I seriously am gonna go to bed and don't laugh - it's like 7:30. My dog's gonna be bummed because that means he'll be in his kennel for FOREVER. Poor baby. Better in there than defacing my house. He's fluffy but he is still a naughty toddler dog.  No boundaries. YET. I will win. I will win. If it's the last thing that I do.

Got my giant order of bead earrings tonight and I'm too tired to even work on processing them. I was going to have them be $9.99/each or 2/$18. Now I'm thinking 2/$15. Dunno, maybe try the higher price and then see. I can always change signs as I am not individually pricing them.  That would take WAY TOO MUCH TIME.  I realized that I have no time. I had the kids for the three day weekend, took them to dad's, then picked them up and they will come here Thursday to spend the night. Then I will have about 3 hours to myself on Friday night to prep my earrings. Heck maybe I'll save them for Saturday. I could sit and unwrap them while no one watches. (complicated)
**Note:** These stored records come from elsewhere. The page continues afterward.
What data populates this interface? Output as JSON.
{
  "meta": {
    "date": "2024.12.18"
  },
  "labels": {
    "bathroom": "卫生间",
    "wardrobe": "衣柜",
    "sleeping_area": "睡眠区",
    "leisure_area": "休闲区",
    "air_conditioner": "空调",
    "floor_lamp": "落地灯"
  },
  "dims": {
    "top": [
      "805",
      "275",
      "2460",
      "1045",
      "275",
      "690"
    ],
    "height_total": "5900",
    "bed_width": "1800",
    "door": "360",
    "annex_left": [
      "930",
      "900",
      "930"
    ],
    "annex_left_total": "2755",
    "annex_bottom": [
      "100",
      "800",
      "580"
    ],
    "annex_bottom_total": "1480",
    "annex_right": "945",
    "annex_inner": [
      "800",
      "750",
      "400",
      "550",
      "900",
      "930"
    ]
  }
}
So seriously this is it, I'm turning in, my goose is cooked and my noodle's fried and I'm DONE for the day.  Maybe tomorrow will be better. Plus I'm starting to NOT feel good again and I'm done with this roller coaster.  There are times like the last 3-4 months when I've really really hated having bipolar disorder. I do not bounce back from the ups and downs as easily as when I was younger. Now it takes longer, I'm under ten times the pressure and responsibilities.

I long for a day when my life was simpler. Less complex with less problems. I'm not sure what God's teaching me but I must be DUMB because apparently I'm not getting it. So here I go through the wringer again...or that is what I feel like. Reality: most of how I feel is related to bipolar disorder and how it effects my life and my choices and my family.

My new earrings are making my ears itch. Not a good sign. Maybe I'm one of those allergic to nickel and these are filled with nickel? Who knows? The joker knows.....ha ha ha ha ha.

Night all. I remain here for another day, whose purpose has yet to be revealed in me. This morning, in all seriousness, I felt a calling of sorts. I was praying to God over my lunch hour and listening to Christian radio. I realized that my calling is to be the "calm in the storm" to my two children. I may not be able to control the storms in their lives that relate to their dad and me but I can be their calm in the middle of those storms. Tonight that is going to be my new goal: to be my angel's "calm in the storm."